James Edward Maceo West is a U.S. inventor and professor who, in 1962, established the electret transducer technology that is currently used in 90 percent of contemporary microphones. An electret microphone is a type of electrostatic capacitor-based microphone that eliminates the need for a polarizing power supply. West was born in Prince Edward County, Va., Feb. 10, 1931. As a child, West had had an interest in technology and how it works.
“If I had a screwdriver and a pair of pliers, anything that could be opened was in danger,” he stated while describing his passion for science.

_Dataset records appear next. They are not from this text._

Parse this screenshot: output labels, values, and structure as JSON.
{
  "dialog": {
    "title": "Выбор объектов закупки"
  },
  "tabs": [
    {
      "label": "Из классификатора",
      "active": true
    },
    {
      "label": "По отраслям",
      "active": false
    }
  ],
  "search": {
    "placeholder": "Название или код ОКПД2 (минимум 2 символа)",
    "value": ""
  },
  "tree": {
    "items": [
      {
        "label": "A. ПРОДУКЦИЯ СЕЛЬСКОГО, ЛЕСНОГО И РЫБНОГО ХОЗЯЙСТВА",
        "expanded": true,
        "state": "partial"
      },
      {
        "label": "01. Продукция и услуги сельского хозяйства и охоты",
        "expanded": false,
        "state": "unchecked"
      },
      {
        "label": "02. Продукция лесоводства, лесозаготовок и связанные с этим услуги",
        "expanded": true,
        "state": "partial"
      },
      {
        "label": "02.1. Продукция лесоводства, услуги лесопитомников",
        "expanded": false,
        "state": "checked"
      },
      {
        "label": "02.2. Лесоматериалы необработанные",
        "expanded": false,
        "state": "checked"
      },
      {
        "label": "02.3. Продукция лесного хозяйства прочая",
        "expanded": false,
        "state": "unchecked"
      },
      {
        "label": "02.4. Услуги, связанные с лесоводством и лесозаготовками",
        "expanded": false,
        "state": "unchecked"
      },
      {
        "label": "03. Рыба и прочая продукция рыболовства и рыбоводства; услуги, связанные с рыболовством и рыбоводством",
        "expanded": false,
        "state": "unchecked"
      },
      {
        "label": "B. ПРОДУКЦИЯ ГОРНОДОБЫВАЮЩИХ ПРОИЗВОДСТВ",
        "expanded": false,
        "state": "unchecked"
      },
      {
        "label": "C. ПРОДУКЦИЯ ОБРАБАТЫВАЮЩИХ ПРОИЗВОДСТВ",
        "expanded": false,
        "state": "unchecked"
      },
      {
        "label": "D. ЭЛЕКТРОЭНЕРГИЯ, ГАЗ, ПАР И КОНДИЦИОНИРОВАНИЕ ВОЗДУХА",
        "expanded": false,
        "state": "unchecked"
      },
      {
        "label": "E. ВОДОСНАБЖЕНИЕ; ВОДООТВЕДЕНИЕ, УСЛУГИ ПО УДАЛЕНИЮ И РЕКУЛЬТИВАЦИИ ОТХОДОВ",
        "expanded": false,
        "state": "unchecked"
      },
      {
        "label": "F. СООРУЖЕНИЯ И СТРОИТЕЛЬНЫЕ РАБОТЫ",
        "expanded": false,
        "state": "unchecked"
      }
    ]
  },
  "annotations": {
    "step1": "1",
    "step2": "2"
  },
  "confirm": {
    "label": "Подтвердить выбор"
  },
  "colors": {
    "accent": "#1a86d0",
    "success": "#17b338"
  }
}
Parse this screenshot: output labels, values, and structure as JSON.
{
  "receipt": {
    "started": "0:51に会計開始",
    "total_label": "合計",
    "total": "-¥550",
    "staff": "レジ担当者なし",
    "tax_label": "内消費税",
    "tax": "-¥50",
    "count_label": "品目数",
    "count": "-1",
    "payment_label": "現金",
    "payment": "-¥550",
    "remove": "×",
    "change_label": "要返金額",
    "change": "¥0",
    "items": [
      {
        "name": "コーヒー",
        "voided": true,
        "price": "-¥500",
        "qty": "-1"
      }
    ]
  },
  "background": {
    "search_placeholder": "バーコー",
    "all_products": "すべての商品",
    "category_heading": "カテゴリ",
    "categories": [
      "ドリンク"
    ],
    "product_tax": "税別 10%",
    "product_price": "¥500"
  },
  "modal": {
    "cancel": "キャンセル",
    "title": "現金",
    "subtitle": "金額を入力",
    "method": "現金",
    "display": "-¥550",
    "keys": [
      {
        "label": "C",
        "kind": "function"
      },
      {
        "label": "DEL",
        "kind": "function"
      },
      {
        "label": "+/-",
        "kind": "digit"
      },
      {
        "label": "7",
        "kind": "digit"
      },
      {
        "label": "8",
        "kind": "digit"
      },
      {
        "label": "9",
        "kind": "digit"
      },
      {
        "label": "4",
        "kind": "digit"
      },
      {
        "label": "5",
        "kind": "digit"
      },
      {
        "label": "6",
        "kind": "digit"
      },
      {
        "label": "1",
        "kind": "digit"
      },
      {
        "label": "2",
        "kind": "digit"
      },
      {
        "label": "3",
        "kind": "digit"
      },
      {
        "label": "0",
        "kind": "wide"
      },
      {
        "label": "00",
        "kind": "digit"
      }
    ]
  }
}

West enrolled in Temple University in Philadelphia in 1953 to study physics because his parents were concerned about him being an African-American scientist in the Jim Crow South. West received a bachelor’s degree in physics in 1957 and a full-time position as an acoustical scientist at Bell. In 1960, while working at Bell, West partnered with Gerhard M. Sessler to develop a compact microphone that was affordable and highly sensitive. By 1968, the electret microphone was in mass production and is now being used in the 21st century in products such as telephones, tape recorders, camcorders, baby monitors and hearing aids. Both West and Sessler were initiated into the National Inventors Hall of Fame in 1999. West has also worked with initiatives to help women and students of color to seek and pursue careers in science and technology.